I can answer No. 3. Demand is huge because of the live component. If it weren’t for live events like games and award shows, then cable and satellite would be hurting a lot more than they are now. You can DVR your favorite show or watch it on demand and still be surprised by the ending, but it’s hard to do that with sports. You might see a tweet or get a text about the ending.
As far as pricing, something to remember about ESPN is that it costs $7/month on the cable bill, but its associated channels also cost you. For instance, ESPN2 is close to $2 per subscriber, then SEC Network and ESPNU cost you with a sports package. Plus with ESPN you have to pay $.50 to $1 for Disney properties like Disney Channel, Freeform, etc.
So I think ESPN could charge $10-$15, maybe $20/month for its over-the-top service and people would gladly pay for it to rid themselves of their cable or satellite packages, because the reason they hold on is for the live component.
If Live Sports left the Comcasts, Uverse’s, Direct TV’s, etc. the cable industry would totally implode. ESPN is the only thing holding millions from bailing out of cable TV entirely. If ESPN and Disney go it alone, it would destroy cable TV totallly. JMVHO.
You’ve got that right. I remember the year New Orleans played Indianapolis in the Super Bowl. I was living in Louisiana at the time, going home from a trip to Arkansas. I had purposely stayed away from the radio and even text messages so I could watch the game which I had recorded on the DVR. But as we got close to Bossier City all of a sudden I saw fireworks going off, and I knew immediately the Saints had won.
A few years ago I did play-by-play for John Brown’s home basketball games in Siloam Springs. JBU had a game on the Saturday after Thanksgiving at 2 p.m.
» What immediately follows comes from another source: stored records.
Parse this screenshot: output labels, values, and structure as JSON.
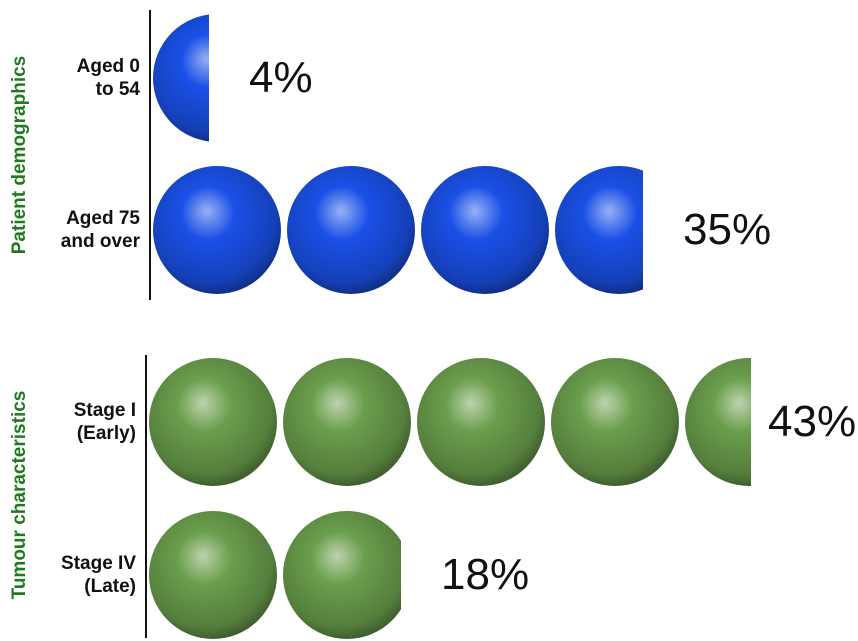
{
  "chart_data": [
    {
      "type": "bar",
      "title": "Patient demographics",
      "categories": [
        "Aged 0\nto 54",
        "Aged 75\nand over"
      ],
      "values": [
        4,
        35
      ],
      "value_labels": [
        "4%",
        "35%"
      ],
      "color": "#1a50e6"
    },
    {
      "type": "bar",
      "title": "Tumour characteristics",
      "categories": [
        "Stage I\n(Early)",
        "Stage IV\n(Late)"
      ],
      "values": [
        43,
        18
      ],
      "value_labels": [
        "43%",
        "18%"
      ],
      "color": "#6a9e4c"
    }
  ]
}
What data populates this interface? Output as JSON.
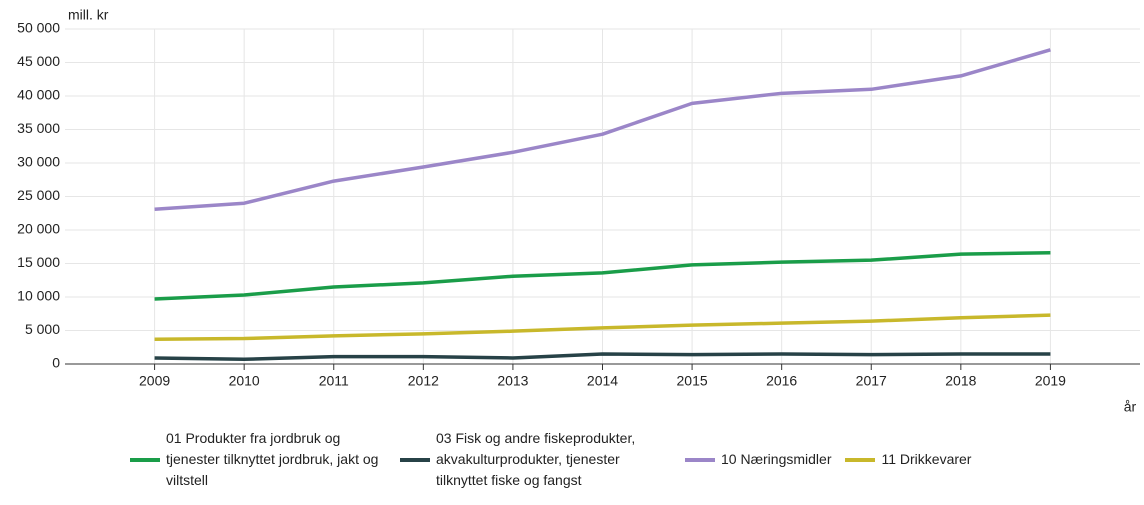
{
  "chart_data": {
    "type": "line",
    "y_label": "mill. kr",
    "x_label": "år",
    "x": [
      2009,
      2010,
      2011,
      2012,
      2013,
      2014,
      2015,
      2016,
      2017,
      2018,
      2019
    ],
    "xlim": [
      2008,
      2020
    ],
    "xticks": [
      2009,
      2010,
      2011,
      2012,
      2013,
      2014,
      2015,
      2016,
      2017,
      2018,
      2019
    ],
    "ylim": [
      0,
      50000
    ],
    "yticks": [
      0,
      {
        "value": 5000,
        "label": "5 000"
      },
      {
        "value": 10000,
        "label": "10 000"
      },
      {
        "value": 15000,
        "label": "15 000"
      },
      {
        "value": 20000,
        "label": "20 000"
      },
      {
        "value": 25000,
        "label": "25 000"
      },
      {
        "value": 30000,
        "label": "30 000"
      },
      {
        "value": 35000,
        "label": "35 000"
      },
      {
        "value": 40000,
        "label": "40 000"
      },
      {
        "value": 45000,
        "label": "45 000"
      },
      {
        "value": 50000,
        "label": "50 000"
      }
    ],
    "grid": true,
    "legend": "bottom",
    "series": [
      {
        "name": "01 Produkter fra jordbruk og tjenester tilknyttet jordbruk, jakt og viltstell",
        "color": "#1a9d49",
        "values": [
          9700,
          10300,
          11500,
          12100,
          13100,
          13600,
          14800,
          15200,
          15500,
          16400,
          16600
        ]
      },
      {
        "name": "03 Fisk og andre fiskeprodukter, akvakulturprodukter, tjenester tilknyttet fiske og fangst",
        "color": "#274247",
        "values": [
          900,
          700,
          1100,
          1100,
          900,
          1500,
          1400,
          1500,
          1400,
          1500,
          1500
        ]
      },
      {
        "name": "10 Næringsmidler",
        "color": "#9b86c8",
        "values": [
          23100,
          24000,
          27300,
          29400,
          31600,
          34300,
          38900,
          40400,
          41000,
          43000,
          46900
        ]
      },
      {
        "name": "11 Drikkevarer",
        "color": "#c8b82b",
        "values": [
          3700,
          3800,
          4200,
          4500,
          4900,
          5400,
          5800,
          6100,
          6400,
          6900,
          7300
        ]
      }
    ]
  }
}
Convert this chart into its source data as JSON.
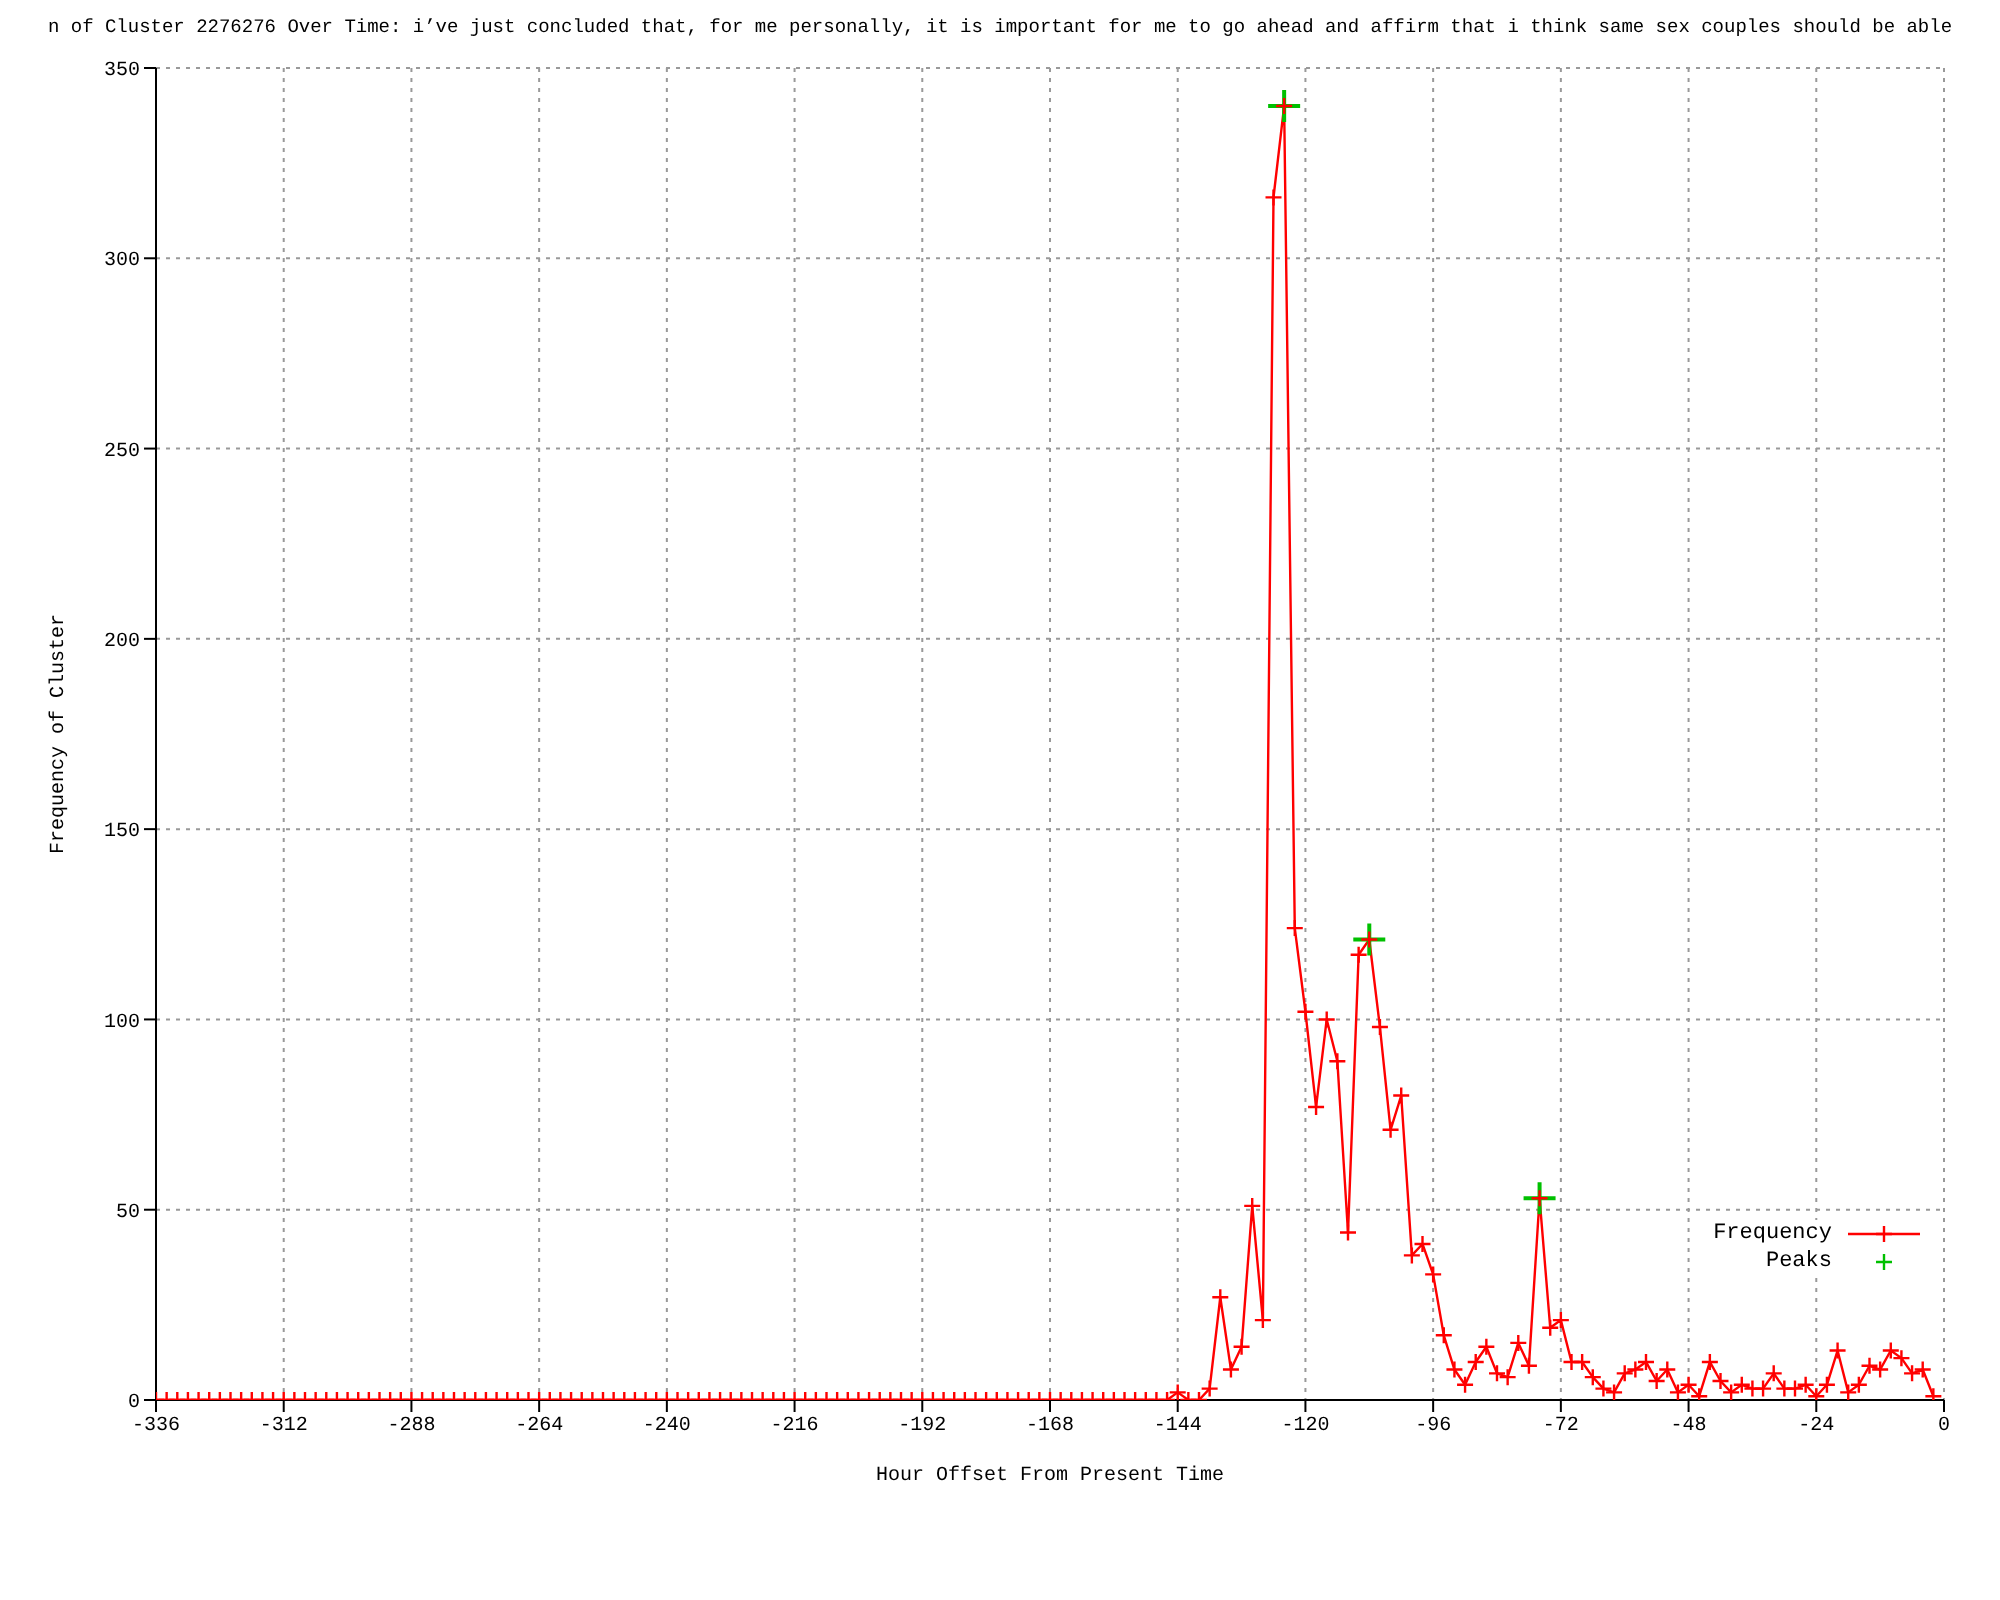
{
  "chart_data": {
    "type": "line",
    "title": "n of Cluster 2276276 Over Time: i’ve just concluded that, for me personally, it is important for me to go ahead and affirm that i think same sex couples should be able",
    "xlabel": "Hour Offset From Present Time",
    "ylabel": "Frequency of Cluster",
    "x": [
      -336,
      -334,
      -332,
      -330,
      -328,
      -326,
      -324,
      -322,
      -320,
      -318,
      -316,
      -314,
      -312,
      -310,
      -308,
      -306,
      -304,
      -302,
      -300,
      -298,
      -296,
      -294,
      -292,
      -290,
      -288,
      -286,
      -284,
      -282,
      -280,
      -278,
      -276,
      -274,
      -272,
      -270,
      -268,
      -266,
      -264,
      -262,
      -260,
      -258,
      -256,
      -254,
      -252,
      -250,
      -248,
      -246,
      -244,
      -242,
      -240,
      -238,
      -236,
      -234,
      -232,
      -230,
      -228,
      -226,
      -224,
      -222,
      -220,
      -218,
      -216,
      -214,
      -212,
      -210,
      -208,
      -206,
      -204,
      -202,
      -200,
      -198,
      -196,
      -194,
      -192,
      -190,
      -188,
      -186,
      -184,
      -182,
      -180,
      -178,
      -176,
      -174,
      -172,
      -170,
      -168,
      -166,
      -164,
      -162,
      -160,
      -158,
      -156,
      -154,
      -152,
      -150,
      -148,
      -146,
      -144,
      -142,
      -140,
      -138,
      -136,
      -134,
      -132,
      -130,
      -128,
      -126,
      -124,
      -122,
      -120,
      -118,
      -116,
      -114,
      -112,
      -110,
      -108,
      -106,
      -104,
      -102,
      -100,
      -98,
      -96,
      -94,
      -92,
      -90,
      -88,
      -86,
      -84,
      -82,
      -80,
      -78,
      -76,
      -74,
      -72,
      -70,
      -68,
      -66,
      -64,
      -62,
      -60,
      -58,
      -56,
      -54,
      -52,
      -50,
      -48,
      -46,
      -44,
      -42,
      -40,
      -38,
      -36,
      -34,
      -32,
      -30,
      -28,
      -26,
      -24,
      -22,
      -20,
      -18,
      -16,
      -14,
      -12,
      -10,
      -8,
      -6,
      -4,
      -2
    ],
    "series": [
      {
        "name": "Frequency",
        "color": "#ff0000",
        "marker": "cross",
        "values": [
          0,
          0,
          0,
          0,
          0,
          0,
          0,
          0,
          0,
          0,
          0,
          0,
          0,
          0,
          0,
          0,
          0,
          0,
          0,
          0,
          0,
          0,
          0,
          0,
          0,
          0,
          0,
          0,
          0,
          0,
          0,
          0,
          0,
          0,
          0,
          0,
          0,
          0,
          0,
          0,
          0,
          0,
          0,
          0,
          0,
          0,
          0,
          0,
          0,
          0,
          0,
          0,
          0,
          0,
          0,
          0,
          0,
          0,
          0,
          0,
          0,
          0,
          0,
          0,
          0,
          0,
          0,
          0,
          0,
          0,
          0,
          0,
          0,
          0,
          0,
          0,
          0,
          0,
          0,
          0,
          0,
          0,
          0,
          0,
          0,
          0,
          0,
          0,
          0,
          0,
          0,
          0,
          0,
          0,
          0,
          0,
          2,
          0,
          0,
          3,
          27,
          8,
          14,
          51,
          21,
          316,
          340,
          124,
          102,
          77,
          100,
          89,
          44,
          117,
          121,
          98,
          71,
          80,
          38,
          41,
          33,
          17,
          8,
          4,
          10,
          14,
          7,
          6,
          15,
          9,
          53,
          19,
          21,
          10,
          10,
          6,
          3,
          2,
          7,
          8,
          10,
          5,
          8,
          2,
          4,
          1,
          10,
          5,
          2,
          4,
          3,
          3,
          7,
          3,
          3,
          4,
          1,
          4,
          13,
          2,
          4,
          9,
          8,
          13,
          11,
          7,
          8,
          1
        ]
      },
      {
        "name": "Peaks",
        "type": "scatter",
        "color": "#00c000",
        "marker": "cross",
        "x": [
          -124,
          -108,
          -76
        ],
        "values": [
          340,
          121,
          53
        ]
      }
    ],
    "xlim": [
      -336,
      0
    ],
    "xticks": [
      -336,
      -312,
      -288,
      -264,
      -240,
      -216,
      -192,
      -168,
      -144,
      -120,
      -96,
      -72,
      -48,
      -24,
      0
    ],
    "ylim": [
      0,
      350
    ],
    "yticks": [
      0,
      50,
      100,
      150,
      200,
      250,
      300,
      350
    ],
    "grid": true,
    "legend": "bottom right"
  }
}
The Auburn-Alabama game started at 2:30. It was the 2013 Iron Bowl, which was a huge game even before the ending. I wanted to watch the entire game without knowing what was going to happen.
So I turned off my cell phone and my laptop before the JBU game began. My wife went with me and we made plans to watch the Iron Bowl on delay. We had all our devices turned off and turned the game on somewhere around 6 o’clock. We fast-forwarded through the commercials and saw the Kick Six play unaware what was going to happen. When I turned on my phone I had several text messages about the ending, sent about three hours earlier. Fortunately there were no fireworks going off in Bentonville that night.
So it’s possible not to know about a big game event like that, but you’re right, it’s tough.
Don’t know exactly what this is Matt. But I have a question about ESPN as a stand-alone entity such as the free broadcast networks, however, attainable only as some type monthly subscription service.
Do you think ESPN (Disney) could set up a network totally independent of any cable carrier, charge its $20.00 fee as you proposed earlier in the thread and make it as a stand alone entity? That type set up would be totally acceptable to me.
Of course there is lots about the broadcast/cable industries that I don’t have the slightest clue about. So, costs to do that may be prohibitive.